En Francia nació la cinefilia, en la cinémathèque y los cineclubs de París, y allí se empezó a reivindicar a los grandes maestros del Hollywood clásico, de Howard Hawks a Alfred Hitchcock. Y también allá se fundó Cahiers du Cinéma, seguramente la revista de cine más influyente de la historia, y poco después surgió la Nouvelle Vague, que supuso el certificado de nacimiento de cineastas como Jean-Luc Godard, François Truffaut, Eric Rohmer, Agnès Varda, Alain Resnais, Jacques Demy, Claude Chabrol o Jacques Rivette. Se trata, pues, de una tradición en continuidad, sin interrupción.
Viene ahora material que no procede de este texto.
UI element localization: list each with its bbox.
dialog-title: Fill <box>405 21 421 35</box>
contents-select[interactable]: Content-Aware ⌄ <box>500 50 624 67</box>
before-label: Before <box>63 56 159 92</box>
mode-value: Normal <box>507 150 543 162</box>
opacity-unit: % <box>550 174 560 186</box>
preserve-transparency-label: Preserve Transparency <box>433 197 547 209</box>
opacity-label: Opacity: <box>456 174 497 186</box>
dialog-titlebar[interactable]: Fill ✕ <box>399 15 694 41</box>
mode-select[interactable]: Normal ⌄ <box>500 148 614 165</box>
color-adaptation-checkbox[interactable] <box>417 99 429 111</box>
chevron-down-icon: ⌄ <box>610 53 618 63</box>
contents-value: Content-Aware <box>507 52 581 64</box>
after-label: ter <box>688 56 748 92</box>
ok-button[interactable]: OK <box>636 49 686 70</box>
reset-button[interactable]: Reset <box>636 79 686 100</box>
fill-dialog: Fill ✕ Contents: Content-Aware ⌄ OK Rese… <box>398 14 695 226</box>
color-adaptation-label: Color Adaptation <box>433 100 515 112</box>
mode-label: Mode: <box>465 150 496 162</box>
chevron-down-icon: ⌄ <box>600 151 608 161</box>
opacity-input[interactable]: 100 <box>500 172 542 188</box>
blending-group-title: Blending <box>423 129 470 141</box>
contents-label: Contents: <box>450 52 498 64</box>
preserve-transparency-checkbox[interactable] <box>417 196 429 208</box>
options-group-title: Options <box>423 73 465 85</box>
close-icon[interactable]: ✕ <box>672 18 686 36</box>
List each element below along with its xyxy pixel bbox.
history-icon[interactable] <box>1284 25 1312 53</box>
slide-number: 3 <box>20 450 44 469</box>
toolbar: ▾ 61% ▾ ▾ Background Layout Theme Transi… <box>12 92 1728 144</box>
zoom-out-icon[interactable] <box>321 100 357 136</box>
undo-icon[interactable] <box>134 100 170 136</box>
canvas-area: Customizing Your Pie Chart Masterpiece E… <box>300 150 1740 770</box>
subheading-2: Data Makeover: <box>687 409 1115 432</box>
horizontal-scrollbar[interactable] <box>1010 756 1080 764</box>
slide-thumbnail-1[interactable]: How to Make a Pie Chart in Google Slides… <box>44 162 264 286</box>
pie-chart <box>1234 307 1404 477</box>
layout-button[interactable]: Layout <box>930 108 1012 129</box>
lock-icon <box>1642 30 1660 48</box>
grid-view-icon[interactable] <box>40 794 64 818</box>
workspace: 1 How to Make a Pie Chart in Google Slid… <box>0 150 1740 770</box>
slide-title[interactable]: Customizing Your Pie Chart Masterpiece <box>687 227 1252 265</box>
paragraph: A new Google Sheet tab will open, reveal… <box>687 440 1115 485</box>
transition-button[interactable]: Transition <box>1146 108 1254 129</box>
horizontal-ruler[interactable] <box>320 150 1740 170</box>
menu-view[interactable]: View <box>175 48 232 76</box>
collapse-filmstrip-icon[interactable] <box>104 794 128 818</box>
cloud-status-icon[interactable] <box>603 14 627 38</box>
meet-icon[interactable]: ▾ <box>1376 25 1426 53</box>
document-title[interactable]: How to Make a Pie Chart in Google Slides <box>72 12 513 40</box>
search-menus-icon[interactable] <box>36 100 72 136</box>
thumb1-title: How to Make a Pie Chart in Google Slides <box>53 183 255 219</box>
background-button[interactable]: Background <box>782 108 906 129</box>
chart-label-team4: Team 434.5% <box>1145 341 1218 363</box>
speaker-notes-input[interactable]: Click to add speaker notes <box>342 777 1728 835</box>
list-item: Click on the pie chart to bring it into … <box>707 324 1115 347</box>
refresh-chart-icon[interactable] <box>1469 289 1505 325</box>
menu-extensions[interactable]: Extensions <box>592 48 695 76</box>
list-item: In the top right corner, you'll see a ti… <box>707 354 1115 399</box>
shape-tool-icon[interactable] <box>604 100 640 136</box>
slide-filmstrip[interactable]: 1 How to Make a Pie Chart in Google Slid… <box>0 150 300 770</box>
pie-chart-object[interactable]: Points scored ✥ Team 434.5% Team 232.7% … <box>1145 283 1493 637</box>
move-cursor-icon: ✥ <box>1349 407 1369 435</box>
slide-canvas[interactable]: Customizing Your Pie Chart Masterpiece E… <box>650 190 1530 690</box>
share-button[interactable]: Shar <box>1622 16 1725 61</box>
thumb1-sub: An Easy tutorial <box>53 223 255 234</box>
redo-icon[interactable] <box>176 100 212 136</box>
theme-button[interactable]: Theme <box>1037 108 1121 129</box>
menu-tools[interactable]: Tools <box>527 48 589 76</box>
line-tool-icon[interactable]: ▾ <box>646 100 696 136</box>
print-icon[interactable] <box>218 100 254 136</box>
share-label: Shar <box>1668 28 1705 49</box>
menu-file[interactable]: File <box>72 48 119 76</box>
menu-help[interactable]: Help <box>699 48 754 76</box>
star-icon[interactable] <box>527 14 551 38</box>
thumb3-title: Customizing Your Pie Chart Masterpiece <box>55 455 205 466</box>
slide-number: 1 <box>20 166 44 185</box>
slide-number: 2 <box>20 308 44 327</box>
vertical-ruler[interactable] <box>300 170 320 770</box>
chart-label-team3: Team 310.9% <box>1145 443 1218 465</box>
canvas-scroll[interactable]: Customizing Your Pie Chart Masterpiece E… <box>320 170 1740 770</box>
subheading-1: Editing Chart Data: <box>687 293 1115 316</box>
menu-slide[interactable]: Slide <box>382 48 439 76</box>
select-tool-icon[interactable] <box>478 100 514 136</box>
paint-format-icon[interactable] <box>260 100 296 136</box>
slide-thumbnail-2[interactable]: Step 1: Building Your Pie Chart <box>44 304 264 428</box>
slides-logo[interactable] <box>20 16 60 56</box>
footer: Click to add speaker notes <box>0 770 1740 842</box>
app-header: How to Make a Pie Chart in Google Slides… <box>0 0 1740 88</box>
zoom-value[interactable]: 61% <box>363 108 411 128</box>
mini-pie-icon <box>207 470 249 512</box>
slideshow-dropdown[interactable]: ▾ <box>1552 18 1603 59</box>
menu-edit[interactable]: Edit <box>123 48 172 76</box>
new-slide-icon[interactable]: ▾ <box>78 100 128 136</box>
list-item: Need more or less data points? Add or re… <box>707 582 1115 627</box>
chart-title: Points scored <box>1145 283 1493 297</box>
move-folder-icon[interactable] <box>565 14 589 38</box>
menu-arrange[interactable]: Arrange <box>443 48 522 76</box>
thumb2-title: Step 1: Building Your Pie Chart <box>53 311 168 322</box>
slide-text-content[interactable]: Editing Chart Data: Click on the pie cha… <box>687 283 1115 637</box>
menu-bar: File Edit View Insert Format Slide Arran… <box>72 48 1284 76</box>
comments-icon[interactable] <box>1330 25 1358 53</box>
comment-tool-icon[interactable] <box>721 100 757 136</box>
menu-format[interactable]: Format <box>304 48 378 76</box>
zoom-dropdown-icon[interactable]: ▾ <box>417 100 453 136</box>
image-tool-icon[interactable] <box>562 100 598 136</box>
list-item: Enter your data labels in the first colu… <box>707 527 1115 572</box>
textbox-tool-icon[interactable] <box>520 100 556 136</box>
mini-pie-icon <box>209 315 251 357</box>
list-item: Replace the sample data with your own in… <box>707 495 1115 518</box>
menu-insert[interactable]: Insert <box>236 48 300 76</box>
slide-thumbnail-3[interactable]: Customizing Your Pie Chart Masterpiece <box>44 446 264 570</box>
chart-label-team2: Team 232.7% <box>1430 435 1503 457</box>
Podríamos trazar un itinerario que partiera del cine de Jean Renoir de los años 30, como Une Partie de campagne y La Règle du jeu, o también de Sacha Guitry, que en esa misma década realizó Le Roman d’un tricheur o Faisons un rêve, y llegara hasta nuestros días. Ya en los 40 disfrutaríamos de las películas de H. G. Clouzot, El asesino vive en el 21 o El cuervo, testimonios indelebles de la ocupación nazi y su repulsivo clima moral, pero también de Jean-Pierre Melville, Jacques Becker y Robert Bresson, la filmografía de los cuales se extiende hasta los años 60, 70 y 80, según los casos: películas como Bob le Flambeur (Melville), París, bajos fondos (Becker) o Pickpocket (Bresson) continúan siendo obras maestras de una delicadeza y finura pocas veces igualada.